Tuesday 30th Sept.r – distance 39 miles. Weather unsettled.
Wednesday 1st October 1828 – fine cool day. Saw large numbers of dolphins sporting around the ship, and caught two of them. The Dolphin is a very beautiful kind of fish – their head is of a peculiar shape, and their skin is tinged with various colours. When in the agonies of death, the colour varies very much, from light to dark, from blue to yellow &.c Sailed 53 miles.
Thursday 2.d October – in the morning weather variable and at noon we had the heaviest showers we have experienced during the whole voyage. The wind is very changeable, sometimes sinking into a calm, and again rising to a fresh breeze. Sailed 76 miles.

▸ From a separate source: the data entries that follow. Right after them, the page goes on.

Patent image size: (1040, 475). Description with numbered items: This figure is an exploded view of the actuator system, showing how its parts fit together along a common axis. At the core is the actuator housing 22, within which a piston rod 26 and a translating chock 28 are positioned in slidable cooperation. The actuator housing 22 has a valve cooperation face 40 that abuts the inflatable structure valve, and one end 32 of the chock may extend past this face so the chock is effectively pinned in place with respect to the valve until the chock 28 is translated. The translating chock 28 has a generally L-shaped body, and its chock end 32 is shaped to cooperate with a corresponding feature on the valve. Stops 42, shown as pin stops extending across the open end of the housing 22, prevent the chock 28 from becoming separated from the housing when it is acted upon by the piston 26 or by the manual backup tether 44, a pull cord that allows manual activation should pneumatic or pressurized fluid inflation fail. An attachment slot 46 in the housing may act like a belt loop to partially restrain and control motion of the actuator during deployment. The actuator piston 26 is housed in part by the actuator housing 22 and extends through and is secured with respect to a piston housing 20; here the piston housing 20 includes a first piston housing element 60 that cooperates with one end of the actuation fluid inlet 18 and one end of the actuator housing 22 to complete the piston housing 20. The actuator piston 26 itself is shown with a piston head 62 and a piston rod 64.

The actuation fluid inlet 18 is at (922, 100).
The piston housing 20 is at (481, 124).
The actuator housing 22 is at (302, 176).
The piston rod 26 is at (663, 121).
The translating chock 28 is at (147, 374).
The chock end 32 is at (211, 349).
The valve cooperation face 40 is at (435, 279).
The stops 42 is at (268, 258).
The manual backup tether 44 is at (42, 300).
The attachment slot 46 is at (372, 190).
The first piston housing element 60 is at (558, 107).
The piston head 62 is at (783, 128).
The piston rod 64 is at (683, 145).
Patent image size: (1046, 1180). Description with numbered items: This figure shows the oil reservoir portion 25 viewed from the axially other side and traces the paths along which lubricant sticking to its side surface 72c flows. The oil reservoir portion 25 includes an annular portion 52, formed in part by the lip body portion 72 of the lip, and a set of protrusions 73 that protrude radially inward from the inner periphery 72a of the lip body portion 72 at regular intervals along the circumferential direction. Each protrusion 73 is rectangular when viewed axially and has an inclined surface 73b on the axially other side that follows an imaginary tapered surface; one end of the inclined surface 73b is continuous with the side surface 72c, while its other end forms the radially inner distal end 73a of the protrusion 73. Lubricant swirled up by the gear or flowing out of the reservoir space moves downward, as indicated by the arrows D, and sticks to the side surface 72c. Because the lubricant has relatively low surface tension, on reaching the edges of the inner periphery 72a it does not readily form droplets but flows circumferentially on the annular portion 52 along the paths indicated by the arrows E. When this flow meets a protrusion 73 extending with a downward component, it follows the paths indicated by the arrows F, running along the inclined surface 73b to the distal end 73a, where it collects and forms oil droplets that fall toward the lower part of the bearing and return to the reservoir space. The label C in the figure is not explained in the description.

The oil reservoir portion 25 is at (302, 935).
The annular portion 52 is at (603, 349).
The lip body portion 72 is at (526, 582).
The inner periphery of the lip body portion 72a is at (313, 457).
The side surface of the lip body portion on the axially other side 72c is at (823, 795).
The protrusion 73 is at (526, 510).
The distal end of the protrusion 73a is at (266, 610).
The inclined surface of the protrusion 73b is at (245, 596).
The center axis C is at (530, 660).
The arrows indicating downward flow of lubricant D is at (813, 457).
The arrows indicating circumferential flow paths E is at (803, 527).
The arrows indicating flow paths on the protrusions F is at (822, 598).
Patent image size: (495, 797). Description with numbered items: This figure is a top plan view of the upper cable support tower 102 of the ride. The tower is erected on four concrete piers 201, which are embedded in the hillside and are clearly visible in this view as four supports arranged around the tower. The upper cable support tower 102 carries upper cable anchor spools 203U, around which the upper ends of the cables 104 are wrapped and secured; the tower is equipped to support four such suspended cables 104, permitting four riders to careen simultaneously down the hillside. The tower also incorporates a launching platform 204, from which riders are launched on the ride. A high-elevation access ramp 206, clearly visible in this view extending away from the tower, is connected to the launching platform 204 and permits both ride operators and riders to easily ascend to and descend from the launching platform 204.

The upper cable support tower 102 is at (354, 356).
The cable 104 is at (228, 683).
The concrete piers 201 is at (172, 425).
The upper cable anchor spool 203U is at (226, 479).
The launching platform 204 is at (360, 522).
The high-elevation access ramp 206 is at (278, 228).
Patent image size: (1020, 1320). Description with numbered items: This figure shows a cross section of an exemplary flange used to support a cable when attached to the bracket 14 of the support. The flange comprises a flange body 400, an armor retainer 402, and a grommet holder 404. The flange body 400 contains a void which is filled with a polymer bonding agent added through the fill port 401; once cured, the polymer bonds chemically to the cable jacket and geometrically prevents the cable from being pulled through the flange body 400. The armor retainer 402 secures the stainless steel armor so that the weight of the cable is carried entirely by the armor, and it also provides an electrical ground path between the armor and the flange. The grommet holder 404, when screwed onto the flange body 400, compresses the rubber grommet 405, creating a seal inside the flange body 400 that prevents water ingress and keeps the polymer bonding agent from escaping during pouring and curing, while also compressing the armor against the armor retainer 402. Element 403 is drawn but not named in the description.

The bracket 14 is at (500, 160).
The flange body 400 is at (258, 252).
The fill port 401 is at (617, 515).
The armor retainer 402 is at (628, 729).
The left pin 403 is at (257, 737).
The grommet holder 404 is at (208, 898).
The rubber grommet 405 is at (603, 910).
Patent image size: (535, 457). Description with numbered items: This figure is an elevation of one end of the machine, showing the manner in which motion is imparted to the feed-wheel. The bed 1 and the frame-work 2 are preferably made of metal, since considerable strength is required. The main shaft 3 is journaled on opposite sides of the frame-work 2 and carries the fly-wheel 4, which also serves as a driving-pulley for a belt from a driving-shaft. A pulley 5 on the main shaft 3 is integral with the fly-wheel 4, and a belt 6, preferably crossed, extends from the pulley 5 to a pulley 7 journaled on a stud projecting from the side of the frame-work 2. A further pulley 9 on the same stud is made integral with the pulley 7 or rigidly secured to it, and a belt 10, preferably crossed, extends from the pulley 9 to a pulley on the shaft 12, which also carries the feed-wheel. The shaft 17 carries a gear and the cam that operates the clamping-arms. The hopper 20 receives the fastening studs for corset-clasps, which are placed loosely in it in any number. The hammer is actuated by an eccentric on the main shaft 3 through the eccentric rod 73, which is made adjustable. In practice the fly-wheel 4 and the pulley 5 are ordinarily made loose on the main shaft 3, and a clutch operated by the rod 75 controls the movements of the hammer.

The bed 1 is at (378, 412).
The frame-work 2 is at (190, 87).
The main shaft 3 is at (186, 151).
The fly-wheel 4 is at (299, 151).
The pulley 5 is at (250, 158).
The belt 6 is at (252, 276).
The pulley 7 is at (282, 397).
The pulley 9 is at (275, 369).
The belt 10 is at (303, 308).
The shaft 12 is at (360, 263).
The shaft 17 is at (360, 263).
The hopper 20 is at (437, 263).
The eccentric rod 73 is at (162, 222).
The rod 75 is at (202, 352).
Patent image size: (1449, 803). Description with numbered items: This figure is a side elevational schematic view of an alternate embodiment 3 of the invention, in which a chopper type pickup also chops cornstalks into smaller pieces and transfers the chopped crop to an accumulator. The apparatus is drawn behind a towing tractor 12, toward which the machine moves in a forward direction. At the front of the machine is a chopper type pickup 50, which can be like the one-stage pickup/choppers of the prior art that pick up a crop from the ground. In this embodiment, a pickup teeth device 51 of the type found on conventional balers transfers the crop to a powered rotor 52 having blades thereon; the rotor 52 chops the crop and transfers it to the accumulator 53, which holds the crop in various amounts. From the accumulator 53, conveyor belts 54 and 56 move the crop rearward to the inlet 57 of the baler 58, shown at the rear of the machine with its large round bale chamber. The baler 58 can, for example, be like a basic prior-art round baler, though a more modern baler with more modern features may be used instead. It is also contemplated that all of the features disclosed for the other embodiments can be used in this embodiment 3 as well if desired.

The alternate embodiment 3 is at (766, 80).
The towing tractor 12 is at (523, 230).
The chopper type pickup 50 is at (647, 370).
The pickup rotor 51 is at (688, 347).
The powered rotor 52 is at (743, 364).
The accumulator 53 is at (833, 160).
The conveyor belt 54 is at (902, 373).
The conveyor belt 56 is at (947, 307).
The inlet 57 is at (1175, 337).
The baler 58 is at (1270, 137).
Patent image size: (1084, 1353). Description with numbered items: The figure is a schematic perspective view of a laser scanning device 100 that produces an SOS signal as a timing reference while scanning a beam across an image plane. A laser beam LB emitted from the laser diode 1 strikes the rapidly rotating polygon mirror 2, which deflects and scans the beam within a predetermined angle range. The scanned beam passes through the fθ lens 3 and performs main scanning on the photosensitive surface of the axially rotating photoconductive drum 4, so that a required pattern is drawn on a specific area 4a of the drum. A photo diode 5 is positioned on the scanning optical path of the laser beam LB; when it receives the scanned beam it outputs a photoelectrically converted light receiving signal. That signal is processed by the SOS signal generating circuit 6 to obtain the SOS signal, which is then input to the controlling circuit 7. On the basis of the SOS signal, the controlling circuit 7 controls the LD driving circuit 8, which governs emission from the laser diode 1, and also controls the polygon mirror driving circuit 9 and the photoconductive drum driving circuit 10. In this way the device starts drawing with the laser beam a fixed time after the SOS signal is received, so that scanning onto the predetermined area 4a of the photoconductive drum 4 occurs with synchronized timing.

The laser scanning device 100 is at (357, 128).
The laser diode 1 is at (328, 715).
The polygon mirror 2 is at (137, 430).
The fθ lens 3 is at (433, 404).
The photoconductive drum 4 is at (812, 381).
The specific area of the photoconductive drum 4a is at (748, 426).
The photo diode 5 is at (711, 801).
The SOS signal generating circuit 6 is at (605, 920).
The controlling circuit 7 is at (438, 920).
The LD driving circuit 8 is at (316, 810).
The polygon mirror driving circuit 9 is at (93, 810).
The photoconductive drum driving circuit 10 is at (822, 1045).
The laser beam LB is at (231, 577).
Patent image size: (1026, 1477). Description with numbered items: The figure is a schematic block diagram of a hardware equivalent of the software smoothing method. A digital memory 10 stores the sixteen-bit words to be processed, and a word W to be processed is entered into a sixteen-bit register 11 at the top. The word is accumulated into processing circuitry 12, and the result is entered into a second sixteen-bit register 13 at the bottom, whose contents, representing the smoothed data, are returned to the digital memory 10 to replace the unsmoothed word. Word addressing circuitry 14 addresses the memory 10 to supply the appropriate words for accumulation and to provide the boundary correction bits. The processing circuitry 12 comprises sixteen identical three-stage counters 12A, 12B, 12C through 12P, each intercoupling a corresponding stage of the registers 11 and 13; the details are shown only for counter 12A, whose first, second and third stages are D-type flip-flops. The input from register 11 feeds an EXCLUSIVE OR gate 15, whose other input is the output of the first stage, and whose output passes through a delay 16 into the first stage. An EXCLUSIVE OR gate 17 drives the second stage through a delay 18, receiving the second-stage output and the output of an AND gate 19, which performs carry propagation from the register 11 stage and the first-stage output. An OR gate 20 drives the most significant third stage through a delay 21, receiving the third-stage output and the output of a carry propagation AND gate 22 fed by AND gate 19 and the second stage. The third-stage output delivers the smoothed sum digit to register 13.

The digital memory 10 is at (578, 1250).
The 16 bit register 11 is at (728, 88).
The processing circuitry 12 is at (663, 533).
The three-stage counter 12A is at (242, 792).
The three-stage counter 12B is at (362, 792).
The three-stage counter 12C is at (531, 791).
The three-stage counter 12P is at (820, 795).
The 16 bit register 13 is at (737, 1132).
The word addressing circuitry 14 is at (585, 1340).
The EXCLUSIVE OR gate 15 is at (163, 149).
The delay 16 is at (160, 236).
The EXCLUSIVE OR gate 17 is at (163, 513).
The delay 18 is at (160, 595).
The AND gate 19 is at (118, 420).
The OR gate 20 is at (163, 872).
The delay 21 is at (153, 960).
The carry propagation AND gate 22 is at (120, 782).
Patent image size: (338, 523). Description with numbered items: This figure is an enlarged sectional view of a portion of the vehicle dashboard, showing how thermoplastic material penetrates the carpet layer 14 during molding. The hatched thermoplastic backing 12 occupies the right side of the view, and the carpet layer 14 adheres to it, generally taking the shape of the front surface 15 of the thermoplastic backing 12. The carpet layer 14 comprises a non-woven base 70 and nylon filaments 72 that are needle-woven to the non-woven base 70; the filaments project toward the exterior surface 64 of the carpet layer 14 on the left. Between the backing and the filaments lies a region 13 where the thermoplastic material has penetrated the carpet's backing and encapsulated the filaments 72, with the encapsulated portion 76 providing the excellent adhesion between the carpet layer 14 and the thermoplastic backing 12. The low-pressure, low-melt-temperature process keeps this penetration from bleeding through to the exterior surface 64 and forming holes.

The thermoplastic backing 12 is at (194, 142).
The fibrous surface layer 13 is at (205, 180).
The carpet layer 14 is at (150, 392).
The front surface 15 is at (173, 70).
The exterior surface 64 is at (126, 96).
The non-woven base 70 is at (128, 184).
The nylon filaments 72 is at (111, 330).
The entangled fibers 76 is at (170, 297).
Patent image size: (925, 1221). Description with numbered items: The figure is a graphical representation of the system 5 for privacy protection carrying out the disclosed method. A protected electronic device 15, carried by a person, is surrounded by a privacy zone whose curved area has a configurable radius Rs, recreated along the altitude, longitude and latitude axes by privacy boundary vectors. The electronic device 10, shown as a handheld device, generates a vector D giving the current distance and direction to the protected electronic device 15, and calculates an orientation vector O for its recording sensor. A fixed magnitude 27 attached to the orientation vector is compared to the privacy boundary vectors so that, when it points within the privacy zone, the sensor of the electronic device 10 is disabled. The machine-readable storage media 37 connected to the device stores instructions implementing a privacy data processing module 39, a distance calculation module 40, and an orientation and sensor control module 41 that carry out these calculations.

Friday 3 Octob.r – fine day – heavy pitching of the vessel. Sailed 99 miles.
Friday [sic] 4th Octob.r – Day very dry and rather warm. Obliged to make a long tack during the night to avoid running foul of the Abrohlos or Brazil shoals, which lie about 400 miles from Rio. Saw for the first time, but not very distinctly a tolerably large whale – also a bird called the Tropical bird, or by the Sailors the Boatswain, on account of his tail. This bird of the size of a large pigeon – of a white colour, with a peculiarly slender tail, somewhat like a small wand. Distance gone over 44 miles.
Sunday 5th October fine day – wind nearly aft. Distance today 153 – a large brig in sight all the afternoon.
Monday 6 October – day fair & cool breeze not so brisk as yesterday night but the pitching of the vessel, yesterday and today has been far greater that at any other period of our voyage. Distance sailed over 162 Miles.